# Albanian POS Tagging

This notebook will use this [Albanian POS](https://github.com/NeldaKote/Albanian-POS/blob/master/albanian-all-devel-new.conllu) dataset that contains 10,000 sentences with their POS tags. The dataset is in the CoNLL-U format.

The dataset will be trained on a `CRF` model from the `sklearn_crfsuite` package to predict the POS tags of the Albanian language.

In [2]:
import os

if not os.path.exists('./models'):
	os.makedirs('./models')

if not os.path.exists('./models/pos'):
	os.makedirs('./models/pos')

In [36]:
import pyconll
from sklearn_crfsuite import CRF
import os
import joblib

def load_conllu_file(file_path):
    sentences = []
    pos_tags = []
    conll = pyconll.load_from_file(file_path)
    for sentence in conll:
        words = []
        tags = []
        skip_sentence = False
        for token in sentence:
            if token.form is None or token.upos is None:
                skip_sentence = True
                break
            words.append(token.form)
            tags.append(token.upos)
        if not skip_sentence:
            sentences.append(words)
            pos_tags.append(tags)
    return sentences, pos_tags

# Load CoNLL-U file and filter out None values
sentences, pos_tags = load_conllu_file('./data/albanian-all-devel-new.conllu')

# Step 2: Train the CRF Model
crf = CRF(algorithm='lbfgs', max_iterations=100)
crf.fit(sentences, pos_tags)

# Step 3: Save the Model
model_path = "./models/pos/"
os.makedirs(model_path, exist_ok=True)
model_file = os.path.join(model_path, "pos_model.pkl")
joblib.dump(crf, model_file)

print("Model trained and saved successfully at:", model_file)

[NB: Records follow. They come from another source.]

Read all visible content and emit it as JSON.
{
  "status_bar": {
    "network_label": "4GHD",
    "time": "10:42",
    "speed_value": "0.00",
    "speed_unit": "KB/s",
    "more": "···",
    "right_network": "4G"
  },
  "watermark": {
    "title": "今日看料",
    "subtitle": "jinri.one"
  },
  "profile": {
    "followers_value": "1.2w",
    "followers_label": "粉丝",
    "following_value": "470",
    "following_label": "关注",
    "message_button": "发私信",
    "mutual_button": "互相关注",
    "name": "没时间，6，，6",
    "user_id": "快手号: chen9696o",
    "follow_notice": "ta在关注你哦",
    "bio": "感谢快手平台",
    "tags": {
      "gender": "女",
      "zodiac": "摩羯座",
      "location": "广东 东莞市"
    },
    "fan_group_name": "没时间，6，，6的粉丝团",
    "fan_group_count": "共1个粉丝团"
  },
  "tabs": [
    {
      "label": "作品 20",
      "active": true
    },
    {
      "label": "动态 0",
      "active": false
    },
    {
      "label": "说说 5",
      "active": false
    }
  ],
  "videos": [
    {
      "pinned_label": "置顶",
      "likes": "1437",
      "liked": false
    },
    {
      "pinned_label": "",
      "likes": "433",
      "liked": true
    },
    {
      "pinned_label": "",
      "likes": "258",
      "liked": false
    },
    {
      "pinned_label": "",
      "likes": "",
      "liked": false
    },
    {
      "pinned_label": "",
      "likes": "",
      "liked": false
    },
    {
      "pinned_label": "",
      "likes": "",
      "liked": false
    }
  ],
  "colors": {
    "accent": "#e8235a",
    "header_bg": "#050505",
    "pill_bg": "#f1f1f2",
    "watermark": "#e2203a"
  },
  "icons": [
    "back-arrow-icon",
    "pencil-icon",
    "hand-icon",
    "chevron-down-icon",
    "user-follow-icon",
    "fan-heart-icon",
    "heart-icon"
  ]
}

Model trained and saved successfully at: ./models/pos/pos_model.pkl


In [37]:
# Load the model
model = joblib.load(model_file)

# Test the model
text = "Ky është një shembull i një teksti të shkruar në gjuhën shqipe." # This is an example of a text written in the Albanian language.

tokens = text.split()
pos_tags = model.predict([tokens])[0]

for token, pos_tag in zip(tokens, pos_tags):
	print(token, pos_tag)

Ky PRON
është VERB
një NUM
shembull NOUN
i DET
një NUM
teksti NOUN
të DET
shkruar ADJ
në ADP
gjuhën NOUN
shqipe. ADJ